I have been spending the evenings half watching television and looking through museum digital databases for Fuji-san images. This is a 1949 calender published by Fujisawa Pharmaceutical Company and is in the British Museum. The upward-looking composition with a solitary grey cloud in a large field of pink sky creates a striking image. This feeling is given an uncanny twist with the unusually placed heads of the two female "Americans" right along the base of the image, as though they were humpty-dumpty on the edge of a wall, or body-less phantoms.

I was wondering whether it had been mislabeled as a Fuji image till I enlarged the image and saw the companies logo.


The woodcut print is titled Ginza no tasogare-doki - Dusk in Ginza and is by the artist Onchi Koshiro. On the back there is printed a haunting melancohic text written by the artist, each line rich in poetic imagery.

A suit and one grey painting brush are sufficient. The neon of the PX is still like a dream. The new culture of Japan comes flashing from those sharp words. When one walks here, there comes a feeling that the days when we were struck to the ground are already from a distant world. Probably everybody would like quickly to wash away their hateful memories. The narrow pavements make our shoulders rub together. Through this congestion tall Americans stride. Already there is a sort of magnificence here, but the truth is that Japan is under Occupation. It is not necessary to wait for dusk. People have already lost sight of themselves.

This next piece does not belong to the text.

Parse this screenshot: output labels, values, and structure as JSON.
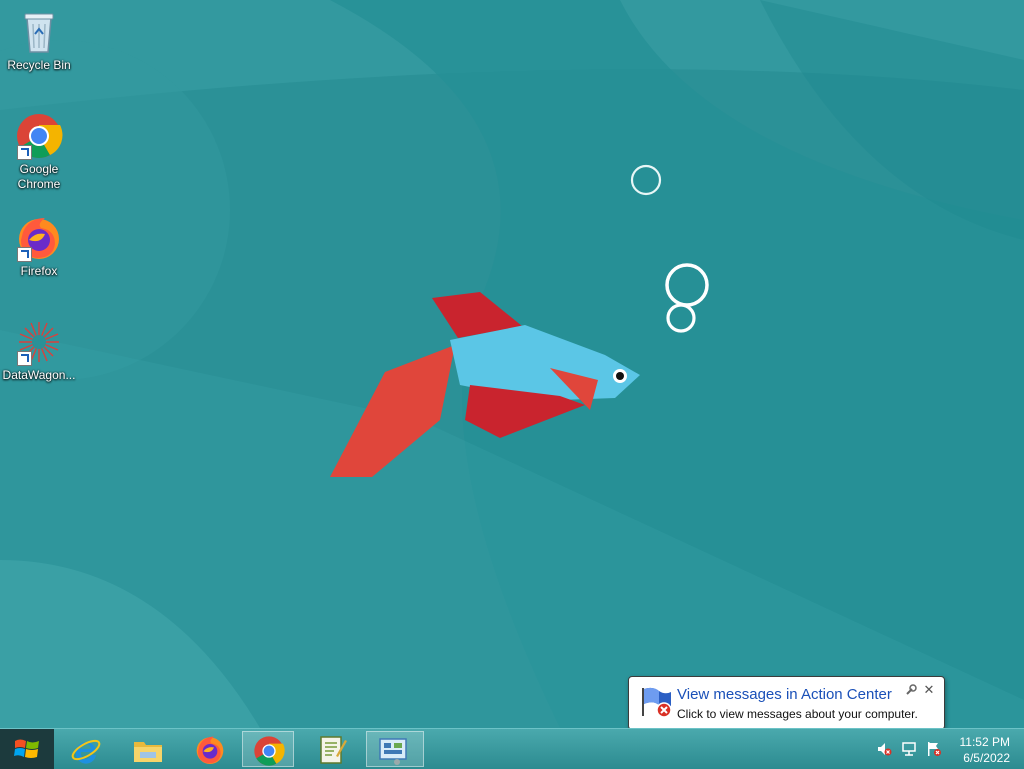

There are 445 Onchi pieces in the Museum's collection, unfortunately most of it is not digitally archived but there are a few more Fuji pieces to save for a another post.

Update:
The store in the image is the Tokyo PX, the post office and stores for American servicemen, then located in the Wako Store in Ginza. Ginza was the fashionable going out district in post -war Tokyo

I don't know how I missed this detail before in the notes but the use of Mt Fuji in the logo above is a pun, as the character used for Fujisawa Pharmaceutical has nothing to do with the mountain. The writer of the object notes also comments that the Fugaku Publishing company, which published the calender and other works by Onchi and other post war print artists also uses Fuji in the logo- Unfortunately I couldn't find a scan on the interweb of their logo- only expensive rare books...

Update #2:
Lawrence Smith speculates that Onchi poetic text was for a Japanese audience as it was printed in Japanese only, which was unusual during the period of American occupation.